Но нет, он идет к левой стене магазина, где между гитар висит коллаж из дешевых рамок. Фотографии, вырезки из газет.
Я спешно иду к нему.
Джерри указывает на заметку с заголовком о передаче музыкального магазина следующему поколению.
– Вот этой лет десять, она тогда ушла на пенсию.
Я делаю шаг вперед, склоняюсь над черно-белой фотографией. Джерри и его мама стоят рядом, как на фотографии у меня в руке, где они стоят вместе с Ба десятилетия спустя.
Сердце заводится как мотор.
Я не сошла с ума.
Я видела эту женщину, маму Джерри, Беатрис, с фотографии в газете. Я видела ее совсем недавно.
В Саду, где она играла на пианино и выглядела как самый счастливый человек на свете.
– Ваша мама была пианисткой? – Я разглядываю улыбку с фотографии. Мне нравилась эта улыбка. Я ей завидовала.

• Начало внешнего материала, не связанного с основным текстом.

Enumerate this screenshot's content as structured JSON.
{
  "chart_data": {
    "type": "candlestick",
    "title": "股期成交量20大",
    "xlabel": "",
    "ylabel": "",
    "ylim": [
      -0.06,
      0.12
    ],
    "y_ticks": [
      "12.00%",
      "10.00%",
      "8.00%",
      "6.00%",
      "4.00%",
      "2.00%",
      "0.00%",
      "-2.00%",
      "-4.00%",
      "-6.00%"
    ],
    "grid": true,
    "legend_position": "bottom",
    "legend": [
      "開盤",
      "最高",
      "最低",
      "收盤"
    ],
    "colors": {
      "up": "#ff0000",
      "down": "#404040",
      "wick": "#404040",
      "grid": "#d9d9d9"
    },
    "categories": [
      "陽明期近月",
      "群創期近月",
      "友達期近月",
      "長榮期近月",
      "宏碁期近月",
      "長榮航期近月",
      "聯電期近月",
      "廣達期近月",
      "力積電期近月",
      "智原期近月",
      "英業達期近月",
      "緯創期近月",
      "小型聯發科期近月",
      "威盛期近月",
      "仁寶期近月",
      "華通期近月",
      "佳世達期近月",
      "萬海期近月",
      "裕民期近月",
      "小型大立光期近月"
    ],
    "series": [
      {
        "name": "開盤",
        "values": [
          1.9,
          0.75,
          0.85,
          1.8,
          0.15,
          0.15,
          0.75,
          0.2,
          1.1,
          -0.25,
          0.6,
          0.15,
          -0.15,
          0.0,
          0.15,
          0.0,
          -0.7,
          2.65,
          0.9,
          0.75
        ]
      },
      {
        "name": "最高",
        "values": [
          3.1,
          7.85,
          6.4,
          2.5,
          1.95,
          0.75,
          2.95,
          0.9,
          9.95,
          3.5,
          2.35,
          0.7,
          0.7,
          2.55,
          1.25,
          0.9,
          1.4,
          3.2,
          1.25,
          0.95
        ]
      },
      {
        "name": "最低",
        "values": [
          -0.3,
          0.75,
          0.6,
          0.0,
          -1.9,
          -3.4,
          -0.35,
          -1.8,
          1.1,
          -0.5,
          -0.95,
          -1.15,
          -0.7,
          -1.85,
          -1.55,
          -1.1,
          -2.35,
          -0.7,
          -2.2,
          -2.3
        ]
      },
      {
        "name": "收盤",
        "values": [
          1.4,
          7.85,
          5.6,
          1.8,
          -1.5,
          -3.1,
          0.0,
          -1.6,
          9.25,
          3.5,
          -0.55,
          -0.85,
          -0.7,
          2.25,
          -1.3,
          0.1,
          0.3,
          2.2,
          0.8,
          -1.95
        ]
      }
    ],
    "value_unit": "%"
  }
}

– Она играла в джаз-бэнде какое-то время, давным-давно. Не уверен, что они были хороши. Мама бросила это дело и открыла магазин. Правильно поступила. – Он пожимает плечами. – Хотя мне всегда казалось, что она об этом жалеет.
– И где она? – шепчу я. – Где она сейчас?

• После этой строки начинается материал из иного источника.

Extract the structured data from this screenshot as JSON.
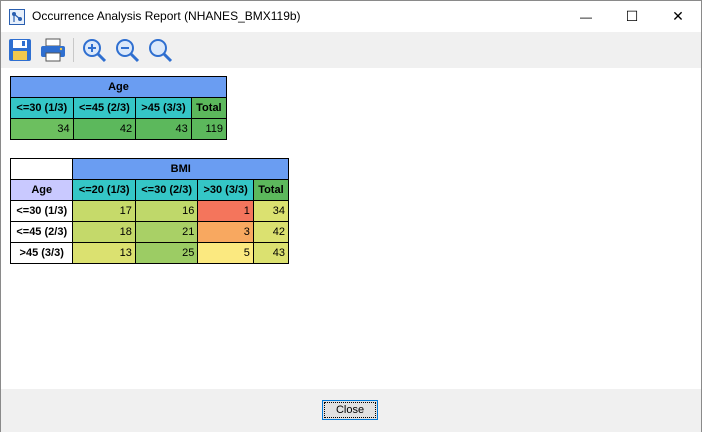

Я боюсь услышать ответ. Даже если Ба ничего такого не говорила, Беа, должно быть, давно мертва, погибла и стала призраком, как и все остальные гости Сада.
– Сейчас? – Джерри явно сбит с толку. Смотрит на часы. – Не знаю. Смотрит телевизор, наверное.
Прикрываю глаза и делаю глубокий вдох.
Я знала. Каким-то образом я знала, только увидев фотографию.
Ба бы упомянула о смерти Беатрис.
Но она ничего не говорила.
Отсюда следуют два пункта:
Во-первых, я не единственный живой человек на вечере.